Abstract Objectives The aim of this study was to determine whether presentation, risk assessment, testing choices, and results differ by sex in stable symptomatic outpatients with suspected coronary ...artery disease (CAD). Background Although established CAD presentations differ by sex, little is known about stable, suspected CAD. Methods The characteristics of 10,003 men and women in the PROMISE (Prospective Multicenter Imaging Study for Evaluation of Chest Pain) trial were compared using chi-square and Wilcoxon rank-sum tests. Sex differences in test selection and predictors of test positivity were examined using logistic regression. Results Women were older (62.4 years of age vs. 59.0 years of age) and were more likely to be hypertensive (66.6% vs. 63.2%), dyslipidemic (68.9% vs. 66.3%), and to have a family history of premature CAD (34.6% vs. 29.3) (all p values <0.005). Women were less likely to smoke (45.6% vs. 57.0%; p < 0.001), although their prevalence of diabetes was similar to that in men (21.8% vs. 21.0%; p = 0.30). Chest pain was the primary symptom in 73.2% of women versus 72.3% of men (p = 0.30), and was characterized as “crushing/pressure/squeezing/tightness” in 52.5% of women versus 46.2% of men (p < 0.001).
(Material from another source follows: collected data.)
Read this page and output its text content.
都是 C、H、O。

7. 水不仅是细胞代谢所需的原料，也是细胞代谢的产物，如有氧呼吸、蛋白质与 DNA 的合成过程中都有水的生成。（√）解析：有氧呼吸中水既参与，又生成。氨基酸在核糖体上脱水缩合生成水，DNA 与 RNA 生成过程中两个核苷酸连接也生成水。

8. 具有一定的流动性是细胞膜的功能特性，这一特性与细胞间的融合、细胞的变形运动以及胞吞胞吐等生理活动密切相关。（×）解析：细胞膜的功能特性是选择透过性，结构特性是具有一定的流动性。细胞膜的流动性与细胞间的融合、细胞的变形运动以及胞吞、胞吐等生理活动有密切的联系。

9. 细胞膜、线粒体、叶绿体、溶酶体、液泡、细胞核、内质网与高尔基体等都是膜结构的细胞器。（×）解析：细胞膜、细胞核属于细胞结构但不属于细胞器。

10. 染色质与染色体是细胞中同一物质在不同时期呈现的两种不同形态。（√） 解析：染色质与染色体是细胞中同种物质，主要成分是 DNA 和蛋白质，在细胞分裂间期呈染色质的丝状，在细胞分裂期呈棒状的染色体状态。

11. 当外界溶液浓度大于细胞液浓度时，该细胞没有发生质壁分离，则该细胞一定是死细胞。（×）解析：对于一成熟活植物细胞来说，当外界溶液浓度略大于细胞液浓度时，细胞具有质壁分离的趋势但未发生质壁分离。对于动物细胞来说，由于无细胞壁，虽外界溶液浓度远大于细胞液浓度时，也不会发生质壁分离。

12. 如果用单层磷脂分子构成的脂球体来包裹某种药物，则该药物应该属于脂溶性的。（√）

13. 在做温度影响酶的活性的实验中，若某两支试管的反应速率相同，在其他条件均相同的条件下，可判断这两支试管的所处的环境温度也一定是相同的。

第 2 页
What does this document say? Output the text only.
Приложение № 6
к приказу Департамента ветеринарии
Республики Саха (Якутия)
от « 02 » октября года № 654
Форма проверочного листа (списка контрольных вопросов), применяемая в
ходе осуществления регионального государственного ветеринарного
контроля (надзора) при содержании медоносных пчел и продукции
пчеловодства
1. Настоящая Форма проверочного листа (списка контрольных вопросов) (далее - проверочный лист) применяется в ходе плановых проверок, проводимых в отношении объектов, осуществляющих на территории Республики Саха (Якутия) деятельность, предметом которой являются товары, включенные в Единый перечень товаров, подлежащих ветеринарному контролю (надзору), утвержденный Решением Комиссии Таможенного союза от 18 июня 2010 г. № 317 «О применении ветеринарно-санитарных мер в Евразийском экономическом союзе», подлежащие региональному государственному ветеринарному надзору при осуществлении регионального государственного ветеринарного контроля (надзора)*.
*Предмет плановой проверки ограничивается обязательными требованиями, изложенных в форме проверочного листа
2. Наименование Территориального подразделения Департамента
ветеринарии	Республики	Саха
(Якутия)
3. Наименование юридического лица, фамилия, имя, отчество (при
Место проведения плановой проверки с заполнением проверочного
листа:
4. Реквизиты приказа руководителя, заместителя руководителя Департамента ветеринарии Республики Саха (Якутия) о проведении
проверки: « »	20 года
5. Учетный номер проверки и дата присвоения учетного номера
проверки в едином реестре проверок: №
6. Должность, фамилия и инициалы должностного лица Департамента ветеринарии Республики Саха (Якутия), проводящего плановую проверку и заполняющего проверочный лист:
Compared with men, all risk scores characterized women as being at lower risk, and providers were more likely to characterize women as having a low (<30%) pre-test probability of CAD (40.7% vs. 34.1%; p < 0.001). Compared with men, women were more often referred to imaging tests (adjusted odds ratio: 1.21; 95% confidence interval: 1.01 to 1.44) than nonimaging tests. Women were less likely to have a positive test (9.7% vs. 15.1%; p < 0.001). Although univariate predictors of test positivity were similar, in multivariable models, age, body mass index, and Framingham risk score were predictive of a positive test in women, whereas Framingham and Diamond and Forrester risk scores were predictive in men. Conclusions Patient sex influences the entire diagnostic pathway for possible CAD, from baseline risk factors and presentation to noninvasive test outcomes. These differences highlight the need for sex-specific approaches for the evaluation of CAD.